Y entonces Bob gritó una maldición y pegó un frenazo que los lanzó a los tres contra la verja. En ese instante, Ray se olvidó del complejo, del refugio, del cansancio y hasta del miedo, y con una rabia que no supo de dónde surgió, tomó impulso con todo el cuerpo y se tiró sobre el centinela que tenía al lado. Este, sorprendido por el ataque, soltó la porra eléctrica con tanta suerte que, en lugar de caer al suelo, se perdió justo entre el respaldo del asiento del chico y su macuto.

El hombre rugió una maldición, pero Ray volvió a golpearle mientras se escurría como una lagartija en el asiento hasta notar el mordisco de la electricidad en la muñeca. Maldijo para sus adentros y siguió girando las manos hasta sentir cómo el chispazo quemaba la cuerda que ataba sus manos.
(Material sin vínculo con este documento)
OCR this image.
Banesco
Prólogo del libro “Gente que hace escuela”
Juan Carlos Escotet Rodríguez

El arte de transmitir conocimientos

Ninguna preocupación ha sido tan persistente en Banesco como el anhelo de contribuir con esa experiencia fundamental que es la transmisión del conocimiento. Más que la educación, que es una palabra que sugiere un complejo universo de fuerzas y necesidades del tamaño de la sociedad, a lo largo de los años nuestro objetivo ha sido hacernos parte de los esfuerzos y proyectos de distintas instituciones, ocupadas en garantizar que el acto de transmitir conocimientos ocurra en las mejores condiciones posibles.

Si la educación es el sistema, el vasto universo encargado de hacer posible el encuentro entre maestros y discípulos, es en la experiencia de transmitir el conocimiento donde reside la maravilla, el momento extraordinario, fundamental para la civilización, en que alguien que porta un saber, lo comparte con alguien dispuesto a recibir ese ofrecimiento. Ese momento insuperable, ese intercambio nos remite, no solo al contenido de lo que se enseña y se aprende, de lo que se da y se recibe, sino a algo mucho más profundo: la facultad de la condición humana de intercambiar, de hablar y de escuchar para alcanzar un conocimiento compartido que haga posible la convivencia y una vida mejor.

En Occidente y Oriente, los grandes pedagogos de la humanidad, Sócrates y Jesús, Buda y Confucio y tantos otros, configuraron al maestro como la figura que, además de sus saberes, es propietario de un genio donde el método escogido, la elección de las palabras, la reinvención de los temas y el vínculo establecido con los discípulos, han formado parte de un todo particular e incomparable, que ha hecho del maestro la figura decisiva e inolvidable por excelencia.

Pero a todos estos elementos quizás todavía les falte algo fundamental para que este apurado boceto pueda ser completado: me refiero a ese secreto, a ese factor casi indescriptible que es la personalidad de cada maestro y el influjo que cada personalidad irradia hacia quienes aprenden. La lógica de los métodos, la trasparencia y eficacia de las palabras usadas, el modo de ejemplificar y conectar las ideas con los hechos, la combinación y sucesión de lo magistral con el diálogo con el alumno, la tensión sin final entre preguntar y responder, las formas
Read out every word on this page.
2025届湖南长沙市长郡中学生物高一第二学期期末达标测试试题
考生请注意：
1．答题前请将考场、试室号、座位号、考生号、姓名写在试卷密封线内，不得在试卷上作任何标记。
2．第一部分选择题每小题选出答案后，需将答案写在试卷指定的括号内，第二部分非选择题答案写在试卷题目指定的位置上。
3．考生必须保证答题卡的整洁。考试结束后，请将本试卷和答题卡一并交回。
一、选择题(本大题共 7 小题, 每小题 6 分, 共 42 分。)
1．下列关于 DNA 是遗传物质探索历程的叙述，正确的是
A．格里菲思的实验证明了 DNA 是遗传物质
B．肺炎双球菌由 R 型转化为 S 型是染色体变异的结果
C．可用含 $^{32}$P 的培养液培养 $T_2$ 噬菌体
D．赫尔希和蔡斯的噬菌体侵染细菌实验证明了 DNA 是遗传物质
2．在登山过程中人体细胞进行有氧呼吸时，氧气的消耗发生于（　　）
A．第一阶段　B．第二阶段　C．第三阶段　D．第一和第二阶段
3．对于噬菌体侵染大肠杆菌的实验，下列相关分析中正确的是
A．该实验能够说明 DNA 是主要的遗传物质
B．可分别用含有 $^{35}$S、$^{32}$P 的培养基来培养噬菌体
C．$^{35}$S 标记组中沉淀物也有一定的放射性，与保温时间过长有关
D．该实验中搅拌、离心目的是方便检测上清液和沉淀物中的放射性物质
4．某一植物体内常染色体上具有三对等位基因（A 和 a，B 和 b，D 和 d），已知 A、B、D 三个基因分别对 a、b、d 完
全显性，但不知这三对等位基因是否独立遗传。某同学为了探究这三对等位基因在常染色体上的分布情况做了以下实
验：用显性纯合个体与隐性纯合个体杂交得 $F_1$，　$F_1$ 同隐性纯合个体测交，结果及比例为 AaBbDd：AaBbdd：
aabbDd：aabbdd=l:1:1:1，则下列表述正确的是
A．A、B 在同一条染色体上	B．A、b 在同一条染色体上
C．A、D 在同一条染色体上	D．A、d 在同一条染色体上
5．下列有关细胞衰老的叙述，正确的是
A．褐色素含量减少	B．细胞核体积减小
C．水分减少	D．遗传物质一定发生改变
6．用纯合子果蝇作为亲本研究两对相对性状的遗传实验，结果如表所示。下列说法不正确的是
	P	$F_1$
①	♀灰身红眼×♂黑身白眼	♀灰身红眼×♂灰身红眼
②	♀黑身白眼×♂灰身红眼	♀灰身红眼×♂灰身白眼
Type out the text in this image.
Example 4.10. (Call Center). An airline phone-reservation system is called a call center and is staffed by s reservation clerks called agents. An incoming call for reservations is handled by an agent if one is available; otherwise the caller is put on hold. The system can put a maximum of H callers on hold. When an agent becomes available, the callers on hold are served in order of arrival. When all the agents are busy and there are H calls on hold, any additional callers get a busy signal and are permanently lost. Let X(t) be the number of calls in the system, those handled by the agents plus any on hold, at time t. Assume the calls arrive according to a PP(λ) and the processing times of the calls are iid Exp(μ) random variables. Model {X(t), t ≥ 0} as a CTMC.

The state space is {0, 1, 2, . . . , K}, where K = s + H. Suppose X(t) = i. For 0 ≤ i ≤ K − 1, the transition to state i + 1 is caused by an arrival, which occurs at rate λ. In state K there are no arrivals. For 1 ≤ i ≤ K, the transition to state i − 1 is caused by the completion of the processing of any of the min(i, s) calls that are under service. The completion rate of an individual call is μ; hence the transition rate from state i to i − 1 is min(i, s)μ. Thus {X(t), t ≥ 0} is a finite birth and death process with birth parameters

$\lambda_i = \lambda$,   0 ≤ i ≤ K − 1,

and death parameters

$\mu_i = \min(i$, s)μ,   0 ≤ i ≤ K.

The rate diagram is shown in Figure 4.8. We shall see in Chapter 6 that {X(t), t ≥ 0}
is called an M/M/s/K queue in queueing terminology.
Delante, Bob gritaba órdenes que nadie escuchaba mientras que el otro centinela intentaba deshacerse de Ray, pero con lo alto que era el chico y el poco espacio que el vehículo le ofrecía, apenas podía moverse.

Justo entonces, el joven dio un último tirón y pudo liberar las manos. Agarró entonces la porra y se la enchufó en el cuello al centinela que, con un grito, puso los ojos en blanco y cayó inconsciente contra la ventanilla del coche.

—¡Sal! —le pidió a Eden—. ¡Deprisa!

Como Eden seguía mareada, Ray se estiró por encima de ella para llegar al picaporte de su puerta y abrirla.

—¡Vamos, vamos, vamos! —gritó, desesperado, temiendo que el coche se pusiera en marcha de pronto.

Por fin, ella obedeció y él la siguió al exterior.

—¡Tenemos que irnos! —gritó, agarrándola de la muñeca y con la adrenalina disparada—. ¡Tenemos que...!

Fue como recibir un puñetazo en el estómago. Como si le arrancaran el aire de los pulmones. Cuando Ray posó la vista más allá de Eden y miró a su alrededor, comprendió por qué se habían detenido los coches, y todo el miedo y la preocupación regresaron a él de golpe.

Una manada de lobos los rodeaba con los ojos hambrientos y las lenguas relamiendo sus labios Y entre ellos no se encontraba el que Eden y Ray habían liberado en el cañón.